Australia/Sydney
BlogApril 18, 2024

How to Quantize a Model with Hugging Face Quanto

Fahd Mirza

 This video is a hands-on step-by-step primer about how to quantize any model using Hugging Face Quanto which is a versatile pytorch quantization toolkit.



!pip install transformers==4.35.0

!pip install quanto==0.0.11

!pip install torch==2.1.1

!pip install sentencepiece==0.2.0


model_name = "google/flan-t5-small"


import sentencepiece as spm

from transformers import T5Tokenizer, T5ForConditionalGeneration

tokenizer = T5Tokenizer.from_pretrained("google/flan-t5-small")
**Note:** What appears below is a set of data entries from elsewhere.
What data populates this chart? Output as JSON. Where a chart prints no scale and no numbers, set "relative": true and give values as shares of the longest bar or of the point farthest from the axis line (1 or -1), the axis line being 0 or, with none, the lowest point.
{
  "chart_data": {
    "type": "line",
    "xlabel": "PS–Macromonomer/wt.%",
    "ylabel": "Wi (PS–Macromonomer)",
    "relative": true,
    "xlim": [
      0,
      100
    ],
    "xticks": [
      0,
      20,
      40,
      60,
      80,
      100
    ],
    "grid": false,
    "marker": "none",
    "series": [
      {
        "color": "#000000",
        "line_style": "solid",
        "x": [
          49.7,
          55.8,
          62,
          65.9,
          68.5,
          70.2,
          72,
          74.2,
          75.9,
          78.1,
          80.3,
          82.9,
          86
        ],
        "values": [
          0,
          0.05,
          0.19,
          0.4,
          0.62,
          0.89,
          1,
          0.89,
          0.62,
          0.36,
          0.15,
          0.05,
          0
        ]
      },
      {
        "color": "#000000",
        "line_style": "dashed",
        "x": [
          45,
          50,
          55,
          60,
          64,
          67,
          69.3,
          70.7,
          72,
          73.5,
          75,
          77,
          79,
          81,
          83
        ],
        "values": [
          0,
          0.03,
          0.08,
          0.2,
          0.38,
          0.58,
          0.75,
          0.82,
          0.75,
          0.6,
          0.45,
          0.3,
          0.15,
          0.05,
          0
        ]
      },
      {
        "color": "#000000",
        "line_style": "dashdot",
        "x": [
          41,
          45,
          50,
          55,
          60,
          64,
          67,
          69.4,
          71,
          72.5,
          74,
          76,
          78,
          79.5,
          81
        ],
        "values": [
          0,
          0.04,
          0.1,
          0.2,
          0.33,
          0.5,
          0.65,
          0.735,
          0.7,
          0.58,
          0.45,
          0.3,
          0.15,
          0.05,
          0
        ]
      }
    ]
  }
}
model = T5ForConditionalGeneration.from_pretrained("google/flan-t5-small")


input_text = "Meaning of happiness is "

input_ids = tokenizer(input_text, return_tensors="pt").input_ids


outputs = model.generate(input_ids)

print(tokenizer.decode(outputs[0]))


from helper import compute_module_sizes

module_sizes = compute_module_sizes(model)

print(f"The model size is {module_sizes[''] * 1e-9} GB")


from quanto import quantize, freeze

import torch


quantize(model, weights=torch.int8, activations=None)

freeze(model)


module_sizes = compute_module_sizes(model)

print(f"The model size is {module_sizes[''] * 1e-9} GB")


input_text = "Meaning of happiness is "

input_ids = tokenizer(input_text, return_tensors="pt").input_ids

outputs = model.generate(input_ids)

print(tokenizer.decode(outputs[0]))

Share this post:
On this page

Let's Partner

If you are looking to build, deploy or scale AI solutions — whether you're just starting or facing production-scale challenges — let's chat.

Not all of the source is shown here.